In the next three days, from April 11-12, occurred the Islamabad Talks. A delegation of 300 Americans headed by Vice President JD Vance faced off with an Iranian team of 70 members, led by Parliament Speaker Ghalibaf. Chaired by Prime Minister Shehbaz Sharif, Field Marshal Asim Munir, and Deputy Prime Minister Ishaq Dar, the talks lasted 21 hours over three sessions. While it did not result in any agreement, the Islamabad Talks resulted in what was just as momentous – the first direct, high-level, face-to-face meetings between the Americans and Iranians since the 1979 Islamic Revolution.
No country had managed that in 47 years. Pakistan did it in six weeks. The talks stalled after that. Trump’s unilateral claims on social media about Iran agreeing to terms that had not been finalised damaged trust. Iran publicly rejected those claims. The ceasefire came under strain. US Senator Lindsey Graham questioned Pakistan’s role after reports emerged that Iranian aircraft had parked at PAF Base Nur Khan. Pakistan responded clearly: both sides had used Pakistani facilities as part of ceasefire logistics, and Islamabad maintained full neutrality. President Trump himself backed Pakistan. “No, they’re great,” Trump told reporters when asked if the US should reconsider. “I think the Pakistanis have been great.”
Pakistan did not flinch. It kept working.
On May 4, Foreign Minister Ishaq Dar spoke with Iranian Foreign Minister Abbas Araghchi to keep talks alive. On the same day, Pakistan facilitated the handover of 22 crew members from the captured Iranian container ship MV Touska, transferring them from US custody to Iran. Islamabad called it a confidence-building measure. That is what a real mediator does, it finds small wins to keep the bigger process breathing.

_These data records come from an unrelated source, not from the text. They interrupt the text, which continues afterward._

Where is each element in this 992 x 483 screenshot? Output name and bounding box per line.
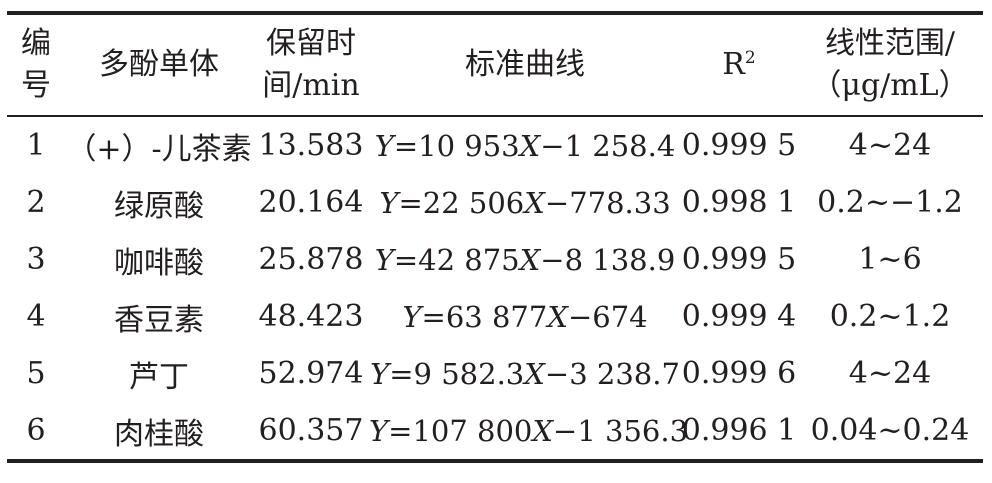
cell-linear-range: 0.2~−1.2	[817, 185, 963, 220]
eq-slope: =63 877	[421, 299, 548, 334]
cell-retention-time: 60.357	[258, 413, 364, 448]
table-row: 4 香豆素 48.423 Y=63 877X−674 0.999 4 0.2~1…	[7, 288, 983, 345]
eq-x: X	[519, 242, 541, 277]
cell-id: 2	[26, 185, 46, 220]
polyphenol-standard-curve-table: 编 号 多酚单体 保留时 间/min 标准曲线 R2 线性范围/ （μg/mL）…	[7, 11, 983, 463]
cell-retention-time: 25.878	[258, 242, 364, 277]
cell-compound: 肉桂酸	[114, 416, 204, 452]
header-id-line2: 号	[21, 68, 51, 103]
cell-retention-time: 52.974	[258, 356, 364, 391]
header-compound: 多酚单体	[99, 47, 219, 82]
cell-r2: 0.999 4	[681, 299, 797, 334]
header-range-line1: 线性范围/	[824, 26, 956, 61]
eq-x: X	[547, 299, 568, 334]
cell-retention-time: 20.164	[258, 185, 364, 220]
cell-r2: 0.998 1	[681, 185, 797, 220]
cell-compound: 咖啡酸	[114, 245, 204, 281]
cell-compound: 芦丁	[129, 359, 189, 395]
data-table-container: 编 号 多酚单体 保留时 间/min 标准曲线 R2 线性范围/ （μg/mL）…	[7, 11, 983, 463]
header-r2: R2	[681, 13, 797, 116]
eq-slope: =10 953	[393, 128, 520, 163]
eq-intercept: −674	[567, 299, 648, 334]
cell-linear-range: 4~24	[848, 128, 932, 163]
eq-x: X	[524, 185, 545, 220]
cell-linear-range: 4~24	[848, 356, 932, 391]
cell-id: 4	[26, 299, 46, 334]
table-header: 编 号 多酚单体 保留时 间/min 标准曲线 R2 线性范围/ （μg/mL）	[7, 13, 983, 116]
cell-r2: 0.999 5	[681, 242, 797, 277]
cell-linear-range: 0.2~1.2	[829, 299, 951, 334]
cell-standard-curve: Y=9 582.3X−3 238.7	[369, 345, 681, 402]
eq-slope: =107 800	[388, 413, 533, 448]
eq-x: X	[532, 413, 554, 448]
cell-standard-curve: Y=42 875X−8 138.9	[369, 231, 681, 288]
eq-intercept: −8 138.9	[540, 242, 676, 277]
eq-x: X	[519, 128, 541, 163]
cell-standard-curve: Y=107 800X−1 356.3	[369, 402, 688, 461]
header-id-line1: 编	[21, 26, 51, 61]
cell-id: 3	[26, 242, 46, 277]
cell-compound: （+）-儿茶素	[66, 131, 252, 167]
table-row: 6 肉桂酸 60.357 Y=107 800X−1 356.3 0.996 1 …	[7, 402, 983, 461]
eq-slope: =42 875	[393, 242, 520, 277]
eq-intercept: −778.33	[544, 185, 671, 220]
cell-compound: 绿原酸	[114, 188, 204, 224]
header-standard-curve: 标准曲线	[465, 47, 585, 82]
cell-compound: 香豆素	[114, 302, 204, 338]
cell-retention-time: 13.583	[258, 128, 364, 163]
header-row: 编 号 多酚单体 保留时 间/min 标准曲线 R2 线性范围/ （μg/mL）	[7, 13, 983, 116]
header-r2-sup: 2	[744, 48, 756, 68]
cell-id: 5	[26, 356, 46, 391]
eq-y: Y	[374, 242, 394, 277]
header-range-line2: （μg/mL）	[811, 68, 969, 103]
table-row: 3 咖啡酸 25.878 Y=42 875X−8 138.9 0.999 5 1…	[7, 231, 983, 288]
eq-y: Y	[379, 185, 399, 220]
cell-id: 1	[26, 128, 46, 163]
cell-retention-time: 48.423	[258, 299, 364, 334]
table-body: 1 （+）-儿茶素 13.583 Y=10 953X−1 258.4 0.999…	[7, 116, 983, 461]
cell-r2: 0.999 5	[681, 128, 797, 163]
eq-y: Y	[374, 128, 394, 163]
header-id: 编 号	[7, 13, 65, 116]
eq-y: Y	[369, 413, 389, 448]
header-rt-line1: 保留时	[266, 26, 356, 61]
cell-standard-curve: Y=22 506X−778.33	[369, 174, 681, 231]
cell-standard-curve: Y=63 877X−674	[369, 288, 681, 345]
header-rt-line2: 间/min	[262, 68, 360, 103]
eq-intercept: −3 238.7	[544, 356, 680, 391]
cell-linear-range: 1~6	[858, 242, 922, 277]
table-row: 2 绿原酸 20.164 Y=22 506X−778.33 0.998 1 0.…	[7, 174, 983, 231]
header-linear-range: 线性范围/ （μg/mL）	[797, 13, 983, 116]
table-row: 5 芦丁 52.974 Y=9 582.3X−3 238.7 0.999 6 4…	[7, 345, 983, 402]
eq-slope: =9 582.3	[389, 356, 525, 391]
eq-slope: =22 506	[398, 185, 525, 220]
eq-y: Y	[370, 356, 390, 391]
eq-y: Y	[402, 299, 422, 334]
cell-linear-range: 0.04~0.24	[810, 413, 970, 448]
header-retention-time: 保留时 间/min	[253, 13, 369, 116]
eq-intercept: −1 356.3	[553, 413, 689, 448]
table-row: 1 （+）-儿茶素 13.583 Y=10 953X−1 258.4 0.999…	[7, 116, 983, 174]
eq-intercept: −1 258.4	[540, 128, 676, 163]
eq-x: X	[524, 356, 545, 391]
cell-r2: 0.999 6	[681, 356, 797, 391]
cell-r2: 0.996 1	[681, 413, 797, 448]
cell-standard-curve: Y=10 953X−1 258.4	[369, 116, 681, 174]
cell-id: 6	[26, 413, 46, 448]
header-r2-base: R	[722, 47, 745, 82]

It was recently stated by the Council on Foreign Relations that Pakistan has become an indispensable mediator in this ongoing conflict. Iranian president Pezeshkian has hailed the role played by Prime Minister Shehbaz Sharif and Field Marshal Asim Munir through their active diplomacy which led to ceasefire stability. That praise comes from the country Pakistan is helping.
Critics argue the talks have stalled. They have. But the ceasefire holds. Channels remain open. Iran continues to convey its proposals through Pakistan. The US continues to rely on Islamabad to carry its messages to Tehran. No second round of formal talks has started yet, but Pakistan has prevented a collapse.

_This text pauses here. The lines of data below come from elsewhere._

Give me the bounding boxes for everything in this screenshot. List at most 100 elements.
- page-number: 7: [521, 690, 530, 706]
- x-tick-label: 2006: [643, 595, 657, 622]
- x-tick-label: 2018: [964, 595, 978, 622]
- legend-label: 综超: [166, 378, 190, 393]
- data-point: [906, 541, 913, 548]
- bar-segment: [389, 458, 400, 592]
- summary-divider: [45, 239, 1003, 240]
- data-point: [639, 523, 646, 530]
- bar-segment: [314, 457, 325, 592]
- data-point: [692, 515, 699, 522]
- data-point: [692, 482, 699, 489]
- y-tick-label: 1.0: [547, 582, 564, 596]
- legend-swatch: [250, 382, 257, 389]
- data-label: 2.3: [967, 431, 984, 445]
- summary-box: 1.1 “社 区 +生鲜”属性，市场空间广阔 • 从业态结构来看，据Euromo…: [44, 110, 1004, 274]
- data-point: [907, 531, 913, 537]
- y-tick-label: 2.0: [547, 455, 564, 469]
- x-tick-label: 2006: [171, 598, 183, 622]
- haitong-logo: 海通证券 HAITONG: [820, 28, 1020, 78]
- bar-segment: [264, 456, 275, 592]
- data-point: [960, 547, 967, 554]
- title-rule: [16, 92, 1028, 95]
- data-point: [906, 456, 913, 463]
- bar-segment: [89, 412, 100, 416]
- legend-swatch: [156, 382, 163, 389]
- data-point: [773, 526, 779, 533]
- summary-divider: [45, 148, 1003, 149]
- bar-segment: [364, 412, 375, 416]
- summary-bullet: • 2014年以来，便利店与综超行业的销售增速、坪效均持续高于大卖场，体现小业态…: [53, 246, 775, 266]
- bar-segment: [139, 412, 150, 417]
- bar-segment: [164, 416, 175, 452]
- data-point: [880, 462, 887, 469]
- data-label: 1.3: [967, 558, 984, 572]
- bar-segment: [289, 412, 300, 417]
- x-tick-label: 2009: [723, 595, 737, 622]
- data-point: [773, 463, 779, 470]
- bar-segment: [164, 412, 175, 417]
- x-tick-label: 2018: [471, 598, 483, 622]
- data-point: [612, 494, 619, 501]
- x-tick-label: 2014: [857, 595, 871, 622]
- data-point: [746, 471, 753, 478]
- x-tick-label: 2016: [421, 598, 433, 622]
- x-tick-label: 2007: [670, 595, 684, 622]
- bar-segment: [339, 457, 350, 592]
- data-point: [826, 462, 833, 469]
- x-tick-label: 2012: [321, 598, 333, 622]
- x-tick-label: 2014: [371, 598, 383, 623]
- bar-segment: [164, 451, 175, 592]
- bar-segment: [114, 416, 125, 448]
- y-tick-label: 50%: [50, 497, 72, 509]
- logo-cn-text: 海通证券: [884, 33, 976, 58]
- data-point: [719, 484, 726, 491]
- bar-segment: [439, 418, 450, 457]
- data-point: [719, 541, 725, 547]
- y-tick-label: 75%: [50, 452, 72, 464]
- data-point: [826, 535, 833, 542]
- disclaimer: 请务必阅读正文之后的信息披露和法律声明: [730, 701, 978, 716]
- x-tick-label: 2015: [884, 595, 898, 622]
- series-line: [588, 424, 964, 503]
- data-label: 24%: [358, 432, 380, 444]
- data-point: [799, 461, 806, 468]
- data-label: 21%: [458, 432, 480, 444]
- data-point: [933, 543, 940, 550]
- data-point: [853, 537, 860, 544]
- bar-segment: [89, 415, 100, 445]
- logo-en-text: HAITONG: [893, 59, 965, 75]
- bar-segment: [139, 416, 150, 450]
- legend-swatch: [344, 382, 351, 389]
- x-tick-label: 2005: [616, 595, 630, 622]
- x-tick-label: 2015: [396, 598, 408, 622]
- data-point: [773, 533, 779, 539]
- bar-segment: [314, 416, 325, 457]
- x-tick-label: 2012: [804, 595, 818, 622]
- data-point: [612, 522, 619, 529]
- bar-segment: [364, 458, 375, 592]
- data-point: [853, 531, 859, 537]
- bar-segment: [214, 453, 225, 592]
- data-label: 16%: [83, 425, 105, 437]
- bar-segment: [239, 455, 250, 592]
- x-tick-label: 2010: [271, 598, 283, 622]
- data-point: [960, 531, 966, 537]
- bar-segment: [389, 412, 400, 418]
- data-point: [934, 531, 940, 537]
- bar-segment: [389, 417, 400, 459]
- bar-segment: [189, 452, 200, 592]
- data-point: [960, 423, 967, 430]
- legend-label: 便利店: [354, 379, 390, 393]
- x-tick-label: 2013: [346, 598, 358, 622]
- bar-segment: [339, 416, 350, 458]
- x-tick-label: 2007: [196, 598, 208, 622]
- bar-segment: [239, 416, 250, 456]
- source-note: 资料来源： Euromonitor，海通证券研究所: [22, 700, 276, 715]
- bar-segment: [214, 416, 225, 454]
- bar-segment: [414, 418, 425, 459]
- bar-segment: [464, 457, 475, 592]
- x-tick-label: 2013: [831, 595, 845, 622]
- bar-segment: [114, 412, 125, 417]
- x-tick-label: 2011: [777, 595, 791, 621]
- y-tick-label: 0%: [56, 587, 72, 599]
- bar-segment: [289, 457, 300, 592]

That matters enormously. A collapse of the ceasefire risks a wider regional war, a prolonged Hormuz blockade, and a global energy crisis that hurts developing countries the most, including Pakistan itself.
Pakistan mediates despite all this. It does so without asking for territory, without seeking bases, and without demanding public credit. It seeks peace because peace is in the interest of the region, and Pakistan sits at the heart of that region.
Naqvi’s Tehran visit this weekend shows that Pakistan has not walked away. It shows up, keeps the lines open, and finds a way forward. In a world where great powers have failed for decades to bridge the US-Iran divide, Pakistan is the country that is actually trying.
That deserves recognition. More importantly, it deserves continued support.